In 1891, Herman Schryver had his picture taken with the Erie Brass Band, standing in the middle holding a horse whip. Whether he could play any instrument or not is still debated. He farmed most of his life, and later moved into Erie. He built a house and served as a village policeman for a short time. He suffered from crippling arthritis, and died of tuberculosis on April 21, 1915, at his home in Erie. He was an avid gardener, even after he became ill. At that time, he was forced to have a chair placed at each end of the garden because he became so exhausted by the labor. Seeley Schryver stated that his grandmother, Ellla, peddled the garden produce in Erie. Herman was remembered as a stately man with the “Schryver nose” and thick red whiskers that later became white.

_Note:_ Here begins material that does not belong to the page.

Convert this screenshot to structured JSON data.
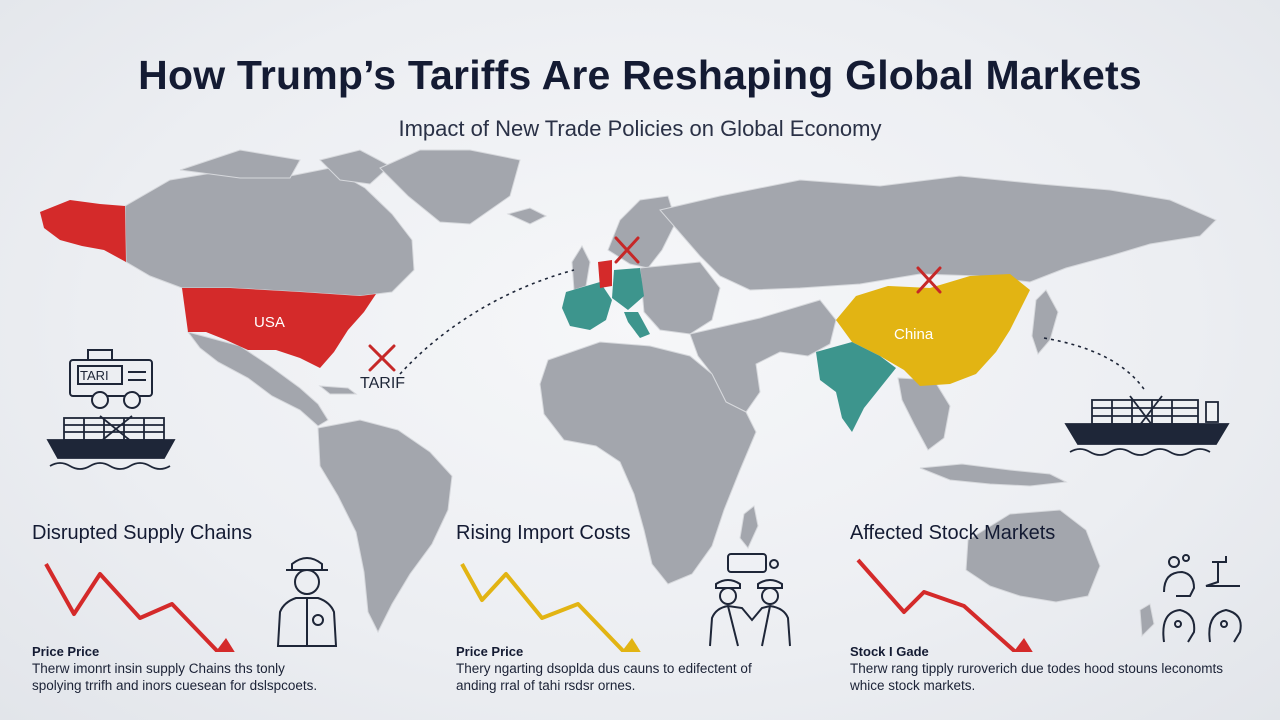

The family (mostly the women) attended Erie Christian Church and it was from here that Herman was buried in an unmarked grave in Erie Cemetery.
In April of 1916, Ella Schryver, her sons Herman Jr. and Harry, and her brother, Barney Osborne, left Erie for the river bottoms near Williston, ND. They loaded a stock rail car with cattle and the family possessions. The men rode in the stock car, and Ella rode in the passenger car. It was here that Herman Jr. left to make it on his own. Harry married Blanche Mott on April 2, 1925, at Sidney, MT, and his mother lived with them. They continued to rent farmland in North Dakota.
In 1928, Ella’s brothers Henry and Jess Osborne enticed them to move to Chandler, OK. Ella, Harry and Blanche moved there in 1928.
In 1930, Ella Schryver returned to Erie and from that time on made her home with her sister, Elizabeth (Osborne) Blagg. It was there that she died on February 28, 1934. Her funeral was at Erie Christian Church and she was buried in an unmarked grave at Erie Cemetery.